De acordo com o estudo, em 2023, as exportações de Moçambique foram dominadas por grandes projectos no sector extrativo (carvão, gás, rubis e areias pesadas), representando 57% das exportações, e pela indústria transformadora (barras de alumínio), com 16%. As importações foram lideradas por bens intermediários (33%), incluindo combustíveis (10%) e material de construção (8%).
Bens de consumo como arroz, trigo, automóveis e medicamentos representaram 24% das importações. A taxa de cobertura das exportações sobre as importações, excluindo os grandes projectos, foi de apenas 26%.
Países da África Austral, como África do Sul, Eswatini e Namíbia, apresentam índices de industrialização significativamente mais altos o que destaca a lacuna que Moçambique precisa de preencher.
Entretanto, em 1970, Moçambique era o 8º país mais industrializado da África, com uma contribuição média da indústria de 11% do PIB, entre 1953 e 1974.

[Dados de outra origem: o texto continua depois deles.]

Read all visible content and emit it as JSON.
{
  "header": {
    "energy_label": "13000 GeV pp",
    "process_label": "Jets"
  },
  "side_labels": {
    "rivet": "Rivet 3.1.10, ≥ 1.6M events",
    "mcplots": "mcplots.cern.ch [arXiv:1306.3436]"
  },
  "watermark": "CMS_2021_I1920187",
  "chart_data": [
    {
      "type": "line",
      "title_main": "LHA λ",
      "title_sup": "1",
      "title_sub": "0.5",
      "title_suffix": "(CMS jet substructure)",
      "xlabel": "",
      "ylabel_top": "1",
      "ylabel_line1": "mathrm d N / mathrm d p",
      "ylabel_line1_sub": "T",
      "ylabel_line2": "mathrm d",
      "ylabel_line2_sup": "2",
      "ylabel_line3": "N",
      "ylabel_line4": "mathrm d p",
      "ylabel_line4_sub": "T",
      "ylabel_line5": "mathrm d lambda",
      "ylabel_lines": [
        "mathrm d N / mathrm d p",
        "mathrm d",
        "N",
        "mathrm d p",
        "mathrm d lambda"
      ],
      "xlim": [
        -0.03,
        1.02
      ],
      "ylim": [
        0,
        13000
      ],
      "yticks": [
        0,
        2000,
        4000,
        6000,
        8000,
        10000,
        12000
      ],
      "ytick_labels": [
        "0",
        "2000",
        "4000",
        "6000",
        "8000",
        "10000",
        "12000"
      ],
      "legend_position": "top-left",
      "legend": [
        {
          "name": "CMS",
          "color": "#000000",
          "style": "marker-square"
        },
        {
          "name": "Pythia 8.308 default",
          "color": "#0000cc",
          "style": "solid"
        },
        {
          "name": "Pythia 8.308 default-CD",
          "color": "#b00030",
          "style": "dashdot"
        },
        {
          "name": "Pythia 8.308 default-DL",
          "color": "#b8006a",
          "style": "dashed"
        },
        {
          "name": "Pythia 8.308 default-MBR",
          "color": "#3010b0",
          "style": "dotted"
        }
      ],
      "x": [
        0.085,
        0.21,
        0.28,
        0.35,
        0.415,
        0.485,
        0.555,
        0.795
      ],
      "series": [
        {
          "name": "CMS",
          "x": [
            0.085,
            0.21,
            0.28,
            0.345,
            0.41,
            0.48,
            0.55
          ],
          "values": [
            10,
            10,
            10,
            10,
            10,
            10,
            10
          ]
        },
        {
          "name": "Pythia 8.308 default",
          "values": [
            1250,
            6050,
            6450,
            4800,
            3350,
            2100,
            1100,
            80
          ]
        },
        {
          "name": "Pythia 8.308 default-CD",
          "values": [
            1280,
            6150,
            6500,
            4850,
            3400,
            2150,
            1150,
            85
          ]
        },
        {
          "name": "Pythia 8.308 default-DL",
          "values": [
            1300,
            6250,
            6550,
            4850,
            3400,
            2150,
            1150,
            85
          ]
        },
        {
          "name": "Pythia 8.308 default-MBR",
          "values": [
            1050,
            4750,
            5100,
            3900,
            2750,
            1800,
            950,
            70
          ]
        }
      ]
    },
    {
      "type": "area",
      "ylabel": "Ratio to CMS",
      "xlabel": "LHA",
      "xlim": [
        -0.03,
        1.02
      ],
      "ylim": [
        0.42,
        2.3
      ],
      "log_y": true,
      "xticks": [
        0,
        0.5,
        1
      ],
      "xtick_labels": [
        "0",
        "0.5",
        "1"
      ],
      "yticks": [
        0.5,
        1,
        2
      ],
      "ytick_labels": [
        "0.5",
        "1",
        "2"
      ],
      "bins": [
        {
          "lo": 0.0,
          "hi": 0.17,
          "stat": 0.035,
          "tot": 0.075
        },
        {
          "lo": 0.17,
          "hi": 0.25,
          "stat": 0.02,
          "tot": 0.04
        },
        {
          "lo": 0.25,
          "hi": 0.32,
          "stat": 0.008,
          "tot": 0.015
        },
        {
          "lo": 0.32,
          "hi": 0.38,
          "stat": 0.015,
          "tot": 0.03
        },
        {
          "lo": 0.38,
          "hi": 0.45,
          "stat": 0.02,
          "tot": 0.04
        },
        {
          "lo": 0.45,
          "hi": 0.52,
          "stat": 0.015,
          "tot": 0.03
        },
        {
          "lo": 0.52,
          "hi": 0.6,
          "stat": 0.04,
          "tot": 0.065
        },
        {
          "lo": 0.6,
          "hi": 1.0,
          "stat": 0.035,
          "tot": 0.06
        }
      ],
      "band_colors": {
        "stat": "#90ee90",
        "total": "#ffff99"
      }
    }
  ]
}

No entanto, após a independência, em 1975, o país enfrentou uma grave crise económica, exacerbada pela saída massiva de colonos europeus e por sabotagem económica, resultando em uma queda drástica do PIB.
Durante o governo de Samora Machel (1977-1981) o foco foi na indústria pesada como chave para a independência económica, com subsídios bancários para sustentar indústrias em crise. Em 1982, 73% das empresas eram estatais ou intervencionadas.
Parcerias internacionais foram estabelecidas para impulsionar a indústria, mas desafios como mão-de-obra não qualificada e sabotagem económica limitaram o sucesso. A guerra civil com a RENAMO agravou a situação económica, destruindo sectores produtivos e cadeias de comercialização.
Entre 1975 e 1983, a produção industrial foi dominada pelos sectores de alimentos, bebidas e tabaco, produtos químicos e derivados de petróleo e têxteis, vestuário e couros. A contribuição desses sectores variou mas a importação de produtos industriais superou significativamente as exportações.
Com a adesão às instituições de Bretton Woods, em 1984, e com a implementação do Programa de Reajustamento Estrutural (PRE), em 1987, Moçambique começou a transição para uma economia de mercado. As medidas incluíram desvalorização do metical, liberalização de preços e comércio e redução de subsídios.
A privatização beneficiou uma elite ligada ao governo
No entanto, segundo o CIP, a privatização beneficiou uma elite ligada ao governo, e a reabilitação industrial falhou ao abordar problemas estruturais. Nos anos 90, com o Acordo Geral de Paz, o crescimento económico foi impulsionado por megaprojetos, como a Mozal, mas os desafios estruturais persistiram.
Sob a governo de Armando Guebuza (2005-2015) a diversificação económica e a redução da dependência de sectores tradicionais foram prioritárias, mas a falta de desenvolvimento intersectorial e a dependência de recursos naturais continuaram a ser obstáculos.
Durante a governo de Filipe Nyusi (2015-2024) a industrialização foi vista como crucial, mas a implementação de políticas não trouxe inovações significativas. A contribuição da indústria ao PIB permaneceu em torno de 8% e os desafios de corrupção, gestão incompetente e falta de infraestruturas continuaram a impactar negativamente o sector.
O CIP explica que dadas as limitações dos dados disponíveis, o estudo utilizou uma análise descritiva para avaliar a evolução da indústria transformadora em Moçambique.
Estes dados foram colectados de várias fontes, incluindo o Instituto Nacional de Estatística (INE), Banco Mundial (WB), Banco de Moçambique (BM) e Fundo Monetário Internacional (FMI). A pesquisa incluiu entrevistas com especialistas, como Joseph Hanlon e João Mosca, e os dados foram rigorosamente tratados para garantir precisão.